Mounted at /content/drive


In [3]:
import warnings

warnings.filterwarnings("ignore")

In [4]:
import pickle
import typing as tp
from pathlib import Path

import matplotlib.pyplot as plt
import numpy as np
import pandas as pd
import seaborn as sns
from lightfm import LightFM
from rectools import Columns
from rectools.dataset import Dataset
from rectools.metrics import (
    MAP,
    NDCG,
    MeanInvUserFreq,
    Precision,
    Recall,
    Serendipity,
    calc_metrics,
)
from rectools.model_selection import TimeRangeSplitter, cross_validate
from rectools.models import LightFMWrapperModel, PopularModel
from tqdm import tqdm

# Загружаем данные

In [5]:
DATA_PATH = Path("/content/drive/MyDrive/kion_train/")
users = pd.read_csv(DATA_PATH / "users.csv")
items = pd.read_csv(DATA_PATH / "items.csv")
interactions = pd.read_csv(DATA_PATH / "interactions.csv")

In [6]:
Columns.Datetime = "last_watch_dt"
interactions.drop(interactions[interactions[Columns.Datetime].str.len() != 10].index, inplace=True)
interactions[Columns.Datetime] = pd.to_datetime(interactions[Columns.Datetime], format="%Y-%m-%d")
max_date = interactions[Columns.Datetime].max()
interactions[Columns.Weight] = np.where(interactions["watched_pct"] > 10, 3, 1)

In [7]:
# разделим датасет на три части: на валидации будем подбирать гиперпараметры, на тесте финально сравнивать модели
train = interactions[interactions[Columns.Datetime] < max_date - pd.Timedelta(days=7)].copy()
test = interactions[interactions[Columns.Datetime] >= max_date - pd.Timedelta(days=7)].copy()

train.drop(train.query("total_dur < 300").index, inplace=True)

# отфильтруем холодных пользователей
cold_users = set(test[Columns.User]) - set(train[Columns.User])
test.drop(test[test[Columns.User].isin(cold_users)].index, inplace=True)

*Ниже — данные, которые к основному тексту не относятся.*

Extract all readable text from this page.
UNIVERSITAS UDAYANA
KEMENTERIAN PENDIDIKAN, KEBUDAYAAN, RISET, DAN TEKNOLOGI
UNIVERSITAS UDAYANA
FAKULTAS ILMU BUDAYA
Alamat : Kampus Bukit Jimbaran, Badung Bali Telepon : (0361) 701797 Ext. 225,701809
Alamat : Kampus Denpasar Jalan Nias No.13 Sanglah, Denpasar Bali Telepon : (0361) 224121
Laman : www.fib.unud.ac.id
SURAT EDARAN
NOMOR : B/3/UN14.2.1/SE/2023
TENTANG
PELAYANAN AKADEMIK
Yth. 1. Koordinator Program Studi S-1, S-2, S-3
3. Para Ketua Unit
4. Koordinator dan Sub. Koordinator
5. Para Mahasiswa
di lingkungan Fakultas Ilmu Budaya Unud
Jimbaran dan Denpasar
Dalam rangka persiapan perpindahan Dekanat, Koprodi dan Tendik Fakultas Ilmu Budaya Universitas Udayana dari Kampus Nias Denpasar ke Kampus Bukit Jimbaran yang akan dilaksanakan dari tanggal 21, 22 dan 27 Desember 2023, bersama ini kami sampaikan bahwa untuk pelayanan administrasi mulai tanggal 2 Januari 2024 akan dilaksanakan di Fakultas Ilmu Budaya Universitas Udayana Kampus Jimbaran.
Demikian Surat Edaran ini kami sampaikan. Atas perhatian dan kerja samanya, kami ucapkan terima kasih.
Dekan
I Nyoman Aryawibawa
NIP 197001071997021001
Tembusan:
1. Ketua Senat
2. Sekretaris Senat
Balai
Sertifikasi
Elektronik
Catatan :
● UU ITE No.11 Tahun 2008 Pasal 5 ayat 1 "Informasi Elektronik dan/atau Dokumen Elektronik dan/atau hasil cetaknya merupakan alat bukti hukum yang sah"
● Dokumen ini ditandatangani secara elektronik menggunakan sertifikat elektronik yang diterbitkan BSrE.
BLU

TEST_USERS = test[Columns.User].unique()

print(f"train: {train.shape}")
print(f"test: {test.shape}")

train: (3832711, 6)
test: (333026, 6)


# Готовим фичи

In [8]:
def get_user_features(users: pd.DataFrame, interactions: pd.DataFrame, features: tp.List[str]):
    users.fillna("Unknown", inplace=True)
    users = users.loc[users[Columns.User].isin(interactions[Columns.User])].copy()
    user_features_frames = []
    for feature in features:
        feature_frame = users.reindex(columns=[Columns.User, feature])
        feature_frame.columns = ["id", "value"]
        feature_frame["feature"] = feature
        user_features_frames.append(feature_frame)
    user_features = pd.concat(user_features_frames)
    return user_features

In [9]:
user_features = get_user_features(users, train, ["sex", "age", "income"])

In [10]:
def get_item_features(items: pd.DataFrame, interactions: pd.DataFrame):
    items = items.loc[items[Columns.Item].isin(interactions[Columns.Item])].copy()
    items["genre"] = items["genres"].str.lower().str.replace(", ", ",", regex=False).str.split(",")
    genre_feature = items[["item_id", "genre"]].explode("genre")
    genre_feature.columns = ["id", "value"]
    genre_feature["feature"] = "genre"
    content_feature = items.reindex(columns=[Columns.Item, "content_type"])
    content_feature.columns = ["id", "value"]
    content_feature["feature"] = "content_type"
    item_features = pd.concat((genre_feature, content_feature))
    return item_features

In [11]:
item_features = get_item_features(items, train)

# Формируем датасет

In [12]:
dataset = Dataset.construct(
    interactions_df=train,
    user_features_df=user_features,
    cat_user_features=["sex", "age", "income"],
    item_features_df=item_features,
    cat_item_features=["genre", "content_type"],
)

# Готовим кандидатов для ранжирования

Сохраняем разбиение с семинара.

In [13]:
max_date = interactions[Columns.Datetime].max()
min_date = interactions[Columns.Datetime].min()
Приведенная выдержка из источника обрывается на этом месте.